Waldron is one of the leading legal and philosophical thinkers at work today and one of the most lucid. That Waldron never shies away from complications is part of what makes his quarry so elusive and his new book hard going at times, in spite of Waldron’s masterful guidance. Most of One Another’s Equals is given over to establishing distinctions. Correctly framing the problem may not solve it. But Waldron supposes it could help.
An excellent reason to regard human beings as equal would be that God made them that way (assuming he did). And Christian readers will be especially interested to know that the chapters in this book were originally given as a set of the famous Gifford Lectures, which stretch back to the nineteenth century and require the lecturer to engage in “natural theology,” as illustrious figures from William James to Reinhold Niebuhr to Josiah Royce have done before Waldron. Among Roman Catholics, Christopher Dawson, Etienne Gilson, Alasdair MacIntyre, and Charles Taylor have gone to Scotland to take their turn in the role. But Waldron reports that he does not want to make it easy on himself, by proclaiming some article of personal faith. Philosophers are also, as he testifies, “a little shy” about introducing religion into the discussion.

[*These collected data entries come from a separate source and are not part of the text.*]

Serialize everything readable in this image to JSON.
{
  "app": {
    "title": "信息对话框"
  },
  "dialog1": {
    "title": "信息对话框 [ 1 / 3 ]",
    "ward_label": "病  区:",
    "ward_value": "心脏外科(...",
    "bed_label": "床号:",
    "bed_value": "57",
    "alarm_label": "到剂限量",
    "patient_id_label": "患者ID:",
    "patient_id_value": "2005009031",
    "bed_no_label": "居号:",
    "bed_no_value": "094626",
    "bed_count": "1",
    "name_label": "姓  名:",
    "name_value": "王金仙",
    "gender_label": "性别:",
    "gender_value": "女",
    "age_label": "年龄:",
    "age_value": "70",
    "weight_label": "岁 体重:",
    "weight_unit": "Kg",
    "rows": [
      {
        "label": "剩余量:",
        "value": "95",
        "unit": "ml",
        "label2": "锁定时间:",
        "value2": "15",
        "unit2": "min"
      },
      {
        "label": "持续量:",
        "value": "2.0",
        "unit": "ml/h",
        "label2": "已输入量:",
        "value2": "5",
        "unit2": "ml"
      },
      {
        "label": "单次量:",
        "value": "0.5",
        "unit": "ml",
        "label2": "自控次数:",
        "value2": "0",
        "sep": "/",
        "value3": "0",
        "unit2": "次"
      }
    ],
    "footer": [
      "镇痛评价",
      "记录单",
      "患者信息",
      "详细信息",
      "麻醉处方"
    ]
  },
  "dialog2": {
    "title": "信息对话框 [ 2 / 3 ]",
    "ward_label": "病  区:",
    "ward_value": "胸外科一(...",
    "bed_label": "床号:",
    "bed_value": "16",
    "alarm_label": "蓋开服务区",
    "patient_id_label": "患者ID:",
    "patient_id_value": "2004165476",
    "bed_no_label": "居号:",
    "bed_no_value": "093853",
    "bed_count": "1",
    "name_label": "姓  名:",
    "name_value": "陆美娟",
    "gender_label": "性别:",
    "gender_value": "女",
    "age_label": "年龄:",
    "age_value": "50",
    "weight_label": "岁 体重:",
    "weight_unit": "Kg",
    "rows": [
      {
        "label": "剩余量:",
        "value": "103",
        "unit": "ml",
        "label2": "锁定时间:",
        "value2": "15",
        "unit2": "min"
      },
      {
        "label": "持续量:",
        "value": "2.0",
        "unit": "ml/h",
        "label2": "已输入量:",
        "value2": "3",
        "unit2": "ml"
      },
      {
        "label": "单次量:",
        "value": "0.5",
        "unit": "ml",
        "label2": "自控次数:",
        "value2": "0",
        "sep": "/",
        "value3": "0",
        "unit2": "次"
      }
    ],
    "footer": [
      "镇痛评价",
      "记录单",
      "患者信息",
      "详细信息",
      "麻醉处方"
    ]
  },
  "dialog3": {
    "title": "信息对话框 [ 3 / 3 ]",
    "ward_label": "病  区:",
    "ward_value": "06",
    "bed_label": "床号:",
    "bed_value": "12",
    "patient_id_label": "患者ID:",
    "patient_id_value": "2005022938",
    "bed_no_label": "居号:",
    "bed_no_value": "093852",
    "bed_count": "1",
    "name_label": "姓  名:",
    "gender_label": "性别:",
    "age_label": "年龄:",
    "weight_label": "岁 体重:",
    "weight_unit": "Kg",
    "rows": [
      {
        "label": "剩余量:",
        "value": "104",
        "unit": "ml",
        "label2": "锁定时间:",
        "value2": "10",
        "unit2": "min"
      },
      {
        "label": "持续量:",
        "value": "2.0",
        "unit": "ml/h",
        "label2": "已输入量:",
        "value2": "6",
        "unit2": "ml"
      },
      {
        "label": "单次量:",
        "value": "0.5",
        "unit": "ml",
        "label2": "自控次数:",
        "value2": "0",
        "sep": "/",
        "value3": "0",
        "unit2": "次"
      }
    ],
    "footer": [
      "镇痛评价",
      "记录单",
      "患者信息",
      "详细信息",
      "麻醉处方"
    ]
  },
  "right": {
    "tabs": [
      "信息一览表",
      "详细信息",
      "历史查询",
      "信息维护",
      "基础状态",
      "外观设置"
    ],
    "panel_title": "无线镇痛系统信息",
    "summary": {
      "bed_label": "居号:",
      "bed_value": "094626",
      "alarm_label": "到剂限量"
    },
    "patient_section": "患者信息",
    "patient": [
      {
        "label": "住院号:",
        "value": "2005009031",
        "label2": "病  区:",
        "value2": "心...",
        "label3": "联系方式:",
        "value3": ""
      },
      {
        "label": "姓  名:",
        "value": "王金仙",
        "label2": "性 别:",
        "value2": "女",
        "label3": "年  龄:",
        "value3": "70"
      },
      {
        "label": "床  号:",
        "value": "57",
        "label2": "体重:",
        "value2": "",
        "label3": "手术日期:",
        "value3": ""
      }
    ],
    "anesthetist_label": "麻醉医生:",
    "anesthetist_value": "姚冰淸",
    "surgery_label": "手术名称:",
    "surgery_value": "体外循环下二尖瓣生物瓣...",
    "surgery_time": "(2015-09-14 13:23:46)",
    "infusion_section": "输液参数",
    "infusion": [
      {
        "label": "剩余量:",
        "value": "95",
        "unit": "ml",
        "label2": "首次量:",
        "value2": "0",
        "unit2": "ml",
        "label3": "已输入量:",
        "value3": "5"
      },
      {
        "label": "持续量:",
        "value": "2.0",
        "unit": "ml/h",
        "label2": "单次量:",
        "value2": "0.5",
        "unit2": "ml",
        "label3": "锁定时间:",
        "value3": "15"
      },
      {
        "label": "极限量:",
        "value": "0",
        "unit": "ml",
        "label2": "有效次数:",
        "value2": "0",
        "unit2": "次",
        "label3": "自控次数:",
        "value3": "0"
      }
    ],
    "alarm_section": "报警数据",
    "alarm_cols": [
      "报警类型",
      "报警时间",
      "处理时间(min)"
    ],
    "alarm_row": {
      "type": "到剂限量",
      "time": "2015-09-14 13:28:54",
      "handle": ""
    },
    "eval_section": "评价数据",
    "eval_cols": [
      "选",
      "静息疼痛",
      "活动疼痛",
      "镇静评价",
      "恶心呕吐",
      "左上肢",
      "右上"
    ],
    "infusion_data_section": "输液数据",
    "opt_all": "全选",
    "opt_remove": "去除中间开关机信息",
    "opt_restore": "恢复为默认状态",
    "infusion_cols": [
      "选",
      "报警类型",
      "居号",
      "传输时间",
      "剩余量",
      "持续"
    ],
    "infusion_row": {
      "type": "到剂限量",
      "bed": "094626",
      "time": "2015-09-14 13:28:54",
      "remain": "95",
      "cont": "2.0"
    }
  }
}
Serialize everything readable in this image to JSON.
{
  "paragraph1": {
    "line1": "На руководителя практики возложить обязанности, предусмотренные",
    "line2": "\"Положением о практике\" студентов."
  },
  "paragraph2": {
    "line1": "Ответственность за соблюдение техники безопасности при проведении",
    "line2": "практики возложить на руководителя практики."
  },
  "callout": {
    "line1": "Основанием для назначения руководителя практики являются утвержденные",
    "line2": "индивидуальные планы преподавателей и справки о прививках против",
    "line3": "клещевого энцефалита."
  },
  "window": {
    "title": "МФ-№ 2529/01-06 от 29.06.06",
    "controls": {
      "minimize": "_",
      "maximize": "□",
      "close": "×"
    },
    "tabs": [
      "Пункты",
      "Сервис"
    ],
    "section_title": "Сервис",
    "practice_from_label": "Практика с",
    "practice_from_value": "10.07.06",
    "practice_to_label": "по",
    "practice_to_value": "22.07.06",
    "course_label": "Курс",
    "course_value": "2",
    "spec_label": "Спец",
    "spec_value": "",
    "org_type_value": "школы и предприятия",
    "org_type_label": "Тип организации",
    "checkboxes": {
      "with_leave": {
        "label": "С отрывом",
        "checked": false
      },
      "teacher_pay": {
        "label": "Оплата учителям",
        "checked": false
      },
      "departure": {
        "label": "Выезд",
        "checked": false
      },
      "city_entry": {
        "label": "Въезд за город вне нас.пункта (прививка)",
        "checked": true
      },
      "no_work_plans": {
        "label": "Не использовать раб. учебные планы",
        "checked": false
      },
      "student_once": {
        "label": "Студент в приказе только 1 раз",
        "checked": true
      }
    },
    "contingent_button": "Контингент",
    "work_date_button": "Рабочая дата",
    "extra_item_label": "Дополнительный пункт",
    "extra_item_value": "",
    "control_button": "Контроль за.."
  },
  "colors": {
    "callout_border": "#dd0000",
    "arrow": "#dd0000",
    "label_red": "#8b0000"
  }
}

Given people’s differences, Waldron starts by thinking about what it would take to conclude they are nevertheless all equal. He cites forgotten English thinker Hastings Rashdall for thinking otherwise. Rashdall, who himself received an invitation to give the Gifford lectures, lived when whites established a global color line, and believed in big disparities between whites and non-whites. For Rashdall, they were so pronounced that the inferior had to serve—and if necessary perish—to promote the interests of the superior. It is equally disturbing that, even when they have not been racists, most thinkers in Western history have believed that there were chasms of distinction among different kinds of human beings. Plato thought so, and Aristotle too. Only modern times made the contrary view more prevalent, even as new forms of belief in basic hierarchy, such as scientific racism, also become common.
Waldron starts by distinguishing two arguments he will have to win: one in favor of “continuous” equality and one in favor of “distinctive” equality. “Continuous” equality means that there are no differences important enough among humans to forbid our commitment to the basic equality of all. It does not necessarily follow from continuous equality that human beings have some “distinctive” or unique feature that sets them off from all other beings. But if such a feature existed, it would provide a less negative reason to grant all human beings equal status. It would also make it easier to grant that human equality is morally important. Slugs may all be continuous with each other, but I can still crush them under my boot. Humans may need to be not just equal but have equally high standing.